Le bolle vulcaniche, l'una contigua all'altra,
sono ben cinque. Ed ognuna di essa diventerà una "stanza" della sua casa,
divisa su due livelli: il primo, sopra la lava, in puro stile canario con
l'aggiunta di ampie vetrate con vista sulla lava nera; il secondo, "sotto
terra", all'interno di queste grotte, trasformate in stanze adibite a vari
usi, collegate fra di loro tramite stretti corridoi scavati nella lava,
intonacati di bianchissima calce. Nel 1988 Manrique va a vivere e a creare
le sue opere nella casa del Taro di Tahiche.
Si racconta però che la sua vita all'interno
della casa sia continuamente disturbata dalla visita di artisti, politici
ed altra gente famosa, accorsa ad ammirare tale opera.
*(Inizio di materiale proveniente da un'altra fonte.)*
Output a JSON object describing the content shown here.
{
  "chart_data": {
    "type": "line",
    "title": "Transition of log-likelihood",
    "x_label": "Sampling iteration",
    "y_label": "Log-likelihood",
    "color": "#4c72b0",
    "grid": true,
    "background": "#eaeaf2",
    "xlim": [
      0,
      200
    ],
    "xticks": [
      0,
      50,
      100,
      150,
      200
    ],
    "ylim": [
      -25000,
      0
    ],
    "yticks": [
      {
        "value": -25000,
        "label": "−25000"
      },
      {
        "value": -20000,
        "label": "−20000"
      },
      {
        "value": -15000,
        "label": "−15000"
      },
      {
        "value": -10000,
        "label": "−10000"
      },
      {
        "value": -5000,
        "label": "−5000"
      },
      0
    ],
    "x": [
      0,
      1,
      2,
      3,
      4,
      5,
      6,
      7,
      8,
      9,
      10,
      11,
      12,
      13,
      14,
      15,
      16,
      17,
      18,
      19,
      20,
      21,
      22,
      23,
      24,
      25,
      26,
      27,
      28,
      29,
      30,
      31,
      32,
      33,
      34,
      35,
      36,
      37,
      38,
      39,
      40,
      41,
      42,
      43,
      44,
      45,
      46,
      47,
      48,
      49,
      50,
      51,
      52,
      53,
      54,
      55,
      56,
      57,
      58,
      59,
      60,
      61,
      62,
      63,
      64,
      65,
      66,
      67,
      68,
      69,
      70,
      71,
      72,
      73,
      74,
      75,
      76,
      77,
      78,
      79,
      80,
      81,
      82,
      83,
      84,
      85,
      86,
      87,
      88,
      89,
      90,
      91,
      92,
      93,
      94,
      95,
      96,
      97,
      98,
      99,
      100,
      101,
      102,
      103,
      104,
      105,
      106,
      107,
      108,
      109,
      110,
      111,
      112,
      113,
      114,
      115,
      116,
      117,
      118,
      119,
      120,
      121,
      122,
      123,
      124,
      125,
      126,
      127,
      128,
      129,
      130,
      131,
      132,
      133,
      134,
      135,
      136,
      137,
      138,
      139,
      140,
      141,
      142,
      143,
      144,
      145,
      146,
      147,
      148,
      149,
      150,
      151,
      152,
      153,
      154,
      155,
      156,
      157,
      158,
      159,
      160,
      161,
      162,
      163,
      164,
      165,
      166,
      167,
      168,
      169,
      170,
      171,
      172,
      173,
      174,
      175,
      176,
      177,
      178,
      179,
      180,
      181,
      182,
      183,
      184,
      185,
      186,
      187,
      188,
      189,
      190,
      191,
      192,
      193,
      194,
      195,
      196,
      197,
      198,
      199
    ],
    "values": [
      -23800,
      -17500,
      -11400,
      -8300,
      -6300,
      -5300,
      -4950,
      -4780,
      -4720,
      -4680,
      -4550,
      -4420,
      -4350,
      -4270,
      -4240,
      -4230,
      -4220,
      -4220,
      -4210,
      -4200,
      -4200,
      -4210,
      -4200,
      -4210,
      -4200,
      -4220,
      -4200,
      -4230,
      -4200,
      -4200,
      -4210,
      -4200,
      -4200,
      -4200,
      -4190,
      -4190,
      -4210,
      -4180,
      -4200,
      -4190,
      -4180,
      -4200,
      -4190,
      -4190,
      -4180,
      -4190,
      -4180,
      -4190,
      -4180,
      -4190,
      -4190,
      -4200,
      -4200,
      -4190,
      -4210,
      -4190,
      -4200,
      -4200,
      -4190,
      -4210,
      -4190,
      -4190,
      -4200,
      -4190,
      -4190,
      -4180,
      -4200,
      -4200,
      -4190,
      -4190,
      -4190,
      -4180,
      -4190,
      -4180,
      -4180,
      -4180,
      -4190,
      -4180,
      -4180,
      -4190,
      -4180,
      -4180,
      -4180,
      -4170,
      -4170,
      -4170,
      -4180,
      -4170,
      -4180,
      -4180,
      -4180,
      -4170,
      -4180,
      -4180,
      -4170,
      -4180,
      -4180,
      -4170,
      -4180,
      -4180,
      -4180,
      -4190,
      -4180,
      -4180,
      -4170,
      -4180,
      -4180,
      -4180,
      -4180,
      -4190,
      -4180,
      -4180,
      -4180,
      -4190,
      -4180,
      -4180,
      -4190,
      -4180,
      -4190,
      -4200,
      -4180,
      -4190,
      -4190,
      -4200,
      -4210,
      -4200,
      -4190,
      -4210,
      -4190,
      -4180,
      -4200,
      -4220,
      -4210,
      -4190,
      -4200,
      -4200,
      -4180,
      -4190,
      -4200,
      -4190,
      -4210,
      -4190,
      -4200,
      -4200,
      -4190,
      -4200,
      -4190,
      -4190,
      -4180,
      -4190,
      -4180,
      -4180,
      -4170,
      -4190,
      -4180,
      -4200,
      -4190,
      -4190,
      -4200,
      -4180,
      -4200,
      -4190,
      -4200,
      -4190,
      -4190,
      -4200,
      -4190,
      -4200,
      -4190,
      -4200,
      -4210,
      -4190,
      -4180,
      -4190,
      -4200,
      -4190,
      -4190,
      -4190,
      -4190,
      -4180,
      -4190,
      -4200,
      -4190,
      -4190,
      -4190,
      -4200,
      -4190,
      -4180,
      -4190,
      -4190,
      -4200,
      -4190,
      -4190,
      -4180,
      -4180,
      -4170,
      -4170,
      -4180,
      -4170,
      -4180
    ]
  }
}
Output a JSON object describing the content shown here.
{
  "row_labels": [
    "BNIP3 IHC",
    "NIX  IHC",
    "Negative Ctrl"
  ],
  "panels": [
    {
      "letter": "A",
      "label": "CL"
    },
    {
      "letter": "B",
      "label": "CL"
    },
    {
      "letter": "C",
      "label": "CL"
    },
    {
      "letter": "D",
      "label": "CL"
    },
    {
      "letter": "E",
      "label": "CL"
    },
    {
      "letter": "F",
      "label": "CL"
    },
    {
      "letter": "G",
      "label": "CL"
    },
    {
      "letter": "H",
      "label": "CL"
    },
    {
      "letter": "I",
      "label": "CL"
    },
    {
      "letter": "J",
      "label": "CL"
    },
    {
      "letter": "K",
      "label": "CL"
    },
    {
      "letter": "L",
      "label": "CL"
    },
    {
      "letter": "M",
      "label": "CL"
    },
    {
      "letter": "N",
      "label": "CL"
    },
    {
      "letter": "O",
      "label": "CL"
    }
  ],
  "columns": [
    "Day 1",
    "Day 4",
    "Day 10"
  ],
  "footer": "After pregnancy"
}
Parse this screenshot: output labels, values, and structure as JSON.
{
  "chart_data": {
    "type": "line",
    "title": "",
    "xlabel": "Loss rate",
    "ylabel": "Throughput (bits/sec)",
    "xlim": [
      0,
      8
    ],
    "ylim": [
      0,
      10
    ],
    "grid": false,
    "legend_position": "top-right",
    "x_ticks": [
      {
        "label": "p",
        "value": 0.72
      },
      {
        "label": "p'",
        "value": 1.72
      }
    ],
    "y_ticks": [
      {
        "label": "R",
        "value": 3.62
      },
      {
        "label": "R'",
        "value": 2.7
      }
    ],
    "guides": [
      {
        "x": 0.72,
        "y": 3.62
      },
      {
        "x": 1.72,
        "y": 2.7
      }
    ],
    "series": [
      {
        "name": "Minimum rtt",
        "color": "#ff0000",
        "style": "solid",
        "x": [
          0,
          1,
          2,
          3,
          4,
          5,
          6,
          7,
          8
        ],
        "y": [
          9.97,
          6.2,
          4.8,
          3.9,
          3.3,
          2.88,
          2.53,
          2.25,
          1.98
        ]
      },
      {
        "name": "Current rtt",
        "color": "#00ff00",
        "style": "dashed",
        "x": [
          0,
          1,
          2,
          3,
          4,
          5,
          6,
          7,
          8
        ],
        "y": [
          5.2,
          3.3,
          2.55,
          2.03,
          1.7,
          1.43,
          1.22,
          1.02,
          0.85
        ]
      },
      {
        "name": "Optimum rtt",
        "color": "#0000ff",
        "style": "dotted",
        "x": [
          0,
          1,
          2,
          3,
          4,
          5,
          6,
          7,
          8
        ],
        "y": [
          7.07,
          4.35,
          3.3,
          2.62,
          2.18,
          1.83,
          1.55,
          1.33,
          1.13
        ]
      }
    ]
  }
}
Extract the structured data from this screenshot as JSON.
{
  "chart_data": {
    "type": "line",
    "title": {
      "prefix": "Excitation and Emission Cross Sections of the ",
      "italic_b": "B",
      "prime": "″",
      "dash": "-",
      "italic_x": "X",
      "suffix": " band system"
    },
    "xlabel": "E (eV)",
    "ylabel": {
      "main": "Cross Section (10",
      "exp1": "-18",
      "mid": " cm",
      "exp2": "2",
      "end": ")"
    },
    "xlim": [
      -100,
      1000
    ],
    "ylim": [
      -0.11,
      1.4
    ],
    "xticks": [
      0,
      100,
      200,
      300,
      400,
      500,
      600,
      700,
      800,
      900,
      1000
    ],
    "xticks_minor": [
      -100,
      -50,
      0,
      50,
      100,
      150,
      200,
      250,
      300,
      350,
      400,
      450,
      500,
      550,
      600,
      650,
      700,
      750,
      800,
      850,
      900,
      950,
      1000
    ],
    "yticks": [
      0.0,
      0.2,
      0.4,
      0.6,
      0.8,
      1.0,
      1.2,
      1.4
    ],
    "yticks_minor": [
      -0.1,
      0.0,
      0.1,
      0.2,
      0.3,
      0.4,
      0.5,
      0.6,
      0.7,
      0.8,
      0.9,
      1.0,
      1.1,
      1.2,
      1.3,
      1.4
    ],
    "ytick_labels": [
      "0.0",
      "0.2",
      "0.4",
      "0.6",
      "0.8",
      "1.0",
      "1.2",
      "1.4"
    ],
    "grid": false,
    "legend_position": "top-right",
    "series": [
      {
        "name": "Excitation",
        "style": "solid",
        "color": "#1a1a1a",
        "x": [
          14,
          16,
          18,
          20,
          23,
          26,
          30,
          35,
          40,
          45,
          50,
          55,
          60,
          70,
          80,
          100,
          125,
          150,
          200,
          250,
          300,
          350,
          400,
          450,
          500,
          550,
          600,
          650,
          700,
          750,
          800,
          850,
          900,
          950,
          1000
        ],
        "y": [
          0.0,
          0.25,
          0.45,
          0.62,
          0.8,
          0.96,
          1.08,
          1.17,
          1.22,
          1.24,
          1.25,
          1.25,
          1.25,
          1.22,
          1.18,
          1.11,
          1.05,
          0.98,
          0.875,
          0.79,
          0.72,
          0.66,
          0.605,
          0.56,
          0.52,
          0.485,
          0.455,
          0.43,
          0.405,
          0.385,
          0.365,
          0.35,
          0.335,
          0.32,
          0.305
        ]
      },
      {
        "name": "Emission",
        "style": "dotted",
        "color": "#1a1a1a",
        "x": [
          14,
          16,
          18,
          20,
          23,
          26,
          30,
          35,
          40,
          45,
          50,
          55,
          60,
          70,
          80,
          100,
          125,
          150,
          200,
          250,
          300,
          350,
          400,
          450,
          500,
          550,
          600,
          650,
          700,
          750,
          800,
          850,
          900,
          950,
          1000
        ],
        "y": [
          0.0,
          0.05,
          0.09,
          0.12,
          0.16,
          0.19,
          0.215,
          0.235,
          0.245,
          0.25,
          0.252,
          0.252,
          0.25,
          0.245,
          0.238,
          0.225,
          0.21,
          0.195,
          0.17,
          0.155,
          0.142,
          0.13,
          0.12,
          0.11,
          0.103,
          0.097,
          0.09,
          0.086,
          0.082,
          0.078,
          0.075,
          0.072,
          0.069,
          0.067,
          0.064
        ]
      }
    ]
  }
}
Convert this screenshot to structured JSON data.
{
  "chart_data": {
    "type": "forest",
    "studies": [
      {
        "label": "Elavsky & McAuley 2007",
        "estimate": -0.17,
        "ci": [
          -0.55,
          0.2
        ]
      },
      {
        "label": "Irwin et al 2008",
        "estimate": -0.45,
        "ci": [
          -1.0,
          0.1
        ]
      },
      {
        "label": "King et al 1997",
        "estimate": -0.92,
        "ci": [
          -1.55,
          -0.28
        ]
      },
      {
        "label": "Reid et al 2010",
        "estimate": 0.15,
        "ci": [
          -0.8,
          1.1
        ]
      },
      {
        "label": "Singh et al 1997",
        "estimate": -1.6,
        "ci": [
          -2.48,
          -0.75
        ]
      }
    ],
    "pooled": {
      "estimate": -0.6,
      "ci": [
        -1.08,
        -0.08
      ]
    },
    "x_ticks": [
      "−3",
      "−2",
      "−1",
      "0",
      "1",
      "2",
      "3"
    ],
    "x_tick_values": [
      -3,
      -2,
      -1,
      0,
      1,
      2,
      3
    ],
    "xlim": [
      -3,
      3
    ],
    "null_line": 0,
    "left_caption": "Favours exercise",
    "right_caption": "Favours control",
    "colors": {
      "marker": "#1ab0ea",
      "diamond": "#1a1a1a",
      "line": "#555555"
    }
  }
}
In Manrique nasce l'idea di trasformare la casa in un centro culturale a disposizione di
chiunque. Si trasferisce ad Haria, in una casa forse più semplice come
architettura ma sicuramente più tranquilla, ed inizia l'opera di
ampliamento e riadattamento della casa del Taro, al fine di aprirla al
pubblico.
Nel marzo 1992, Manrique inaugura la Fundaciòn
Cesar Manrique, appena sei mesi prima di perdere la vita a poche decine di
metri, in un incidente stradale.
LA FONDAZIONE OGGI
Nell'arco degli anni la Fondazione ha ampliato
i propri obiettivi ed ha raggiunto un ruolo istituzionale nell'ambito
della società Lanzaroteña. Non solo ha consolidato il primitivo scopo
della conservazione e diffusione dell'opera ed idee dell'artista, ma è
andata molto oltre, diventando un vero centro di cultura, finanziando
pubblicazioni d'arte, di storia e di conservazione ambientale, facendo
incontri con le scuole, tavole rotonde e convegni, al fine di
sensibilizzare la gente all'arte, alla conservazione dell'architettura
storica e all'ambiente, diventando anche interlocutore preferenziale delle
istituzioni sulla discussione ambientale. Inoltre è un ottimo esempio di
gestione, considerando che le sue entrate derivano dalla vendita della
linea di "gadget Cesar Manrique" e dal costo del biglietto d'entrata alla
sede della fondazione.
COSA VISITARE
Sono varie le cose da visitare all'interno
della Fondazione. Innanzi tutto la già citata architettura
dell'edificio, unica al mondo. Molto completa e rara la mostra
di opere di artisti contemporanei appartenuta a Manrique (Mirò,
Picasso, Monpò, ecc.). Quindi la mostra dei progetti architettonici
dei vari MIRADORES, come quello DEL RIO a Lanzarote, e
delle varie Località turistiche progettate o "rinnovate"
dall'artista .
Prima di scendere alle "grotte" vulcaniche, si passa
nella sala che ospita i bozzetti delle opere, i disegni dei
Murales e delle sculture "mobili". A questo
punto il percorso si snoda attraverso quelle che furono alcune delle
più suggestive stanze mai costruite in "grotta" dalla preistoria ad
oggi. La visita termina con l'ampia sala che conserva la
mostra delle opere dell'artista, che abbracciano tutto il periodo
pittorico , dagli inizi al 1992.
Da qui si risale al livello del suolo per giungere nel cortile che
ospita lo splendido murale policromatico, il negozio che vende i
Gadget ed i libri della Fondazione e un piccolo bar dove
ristorarsi dopo la visita.
E' anche possibile visitare le varie mostre che, durante l'anno, si succedono nell'apposita area riservata.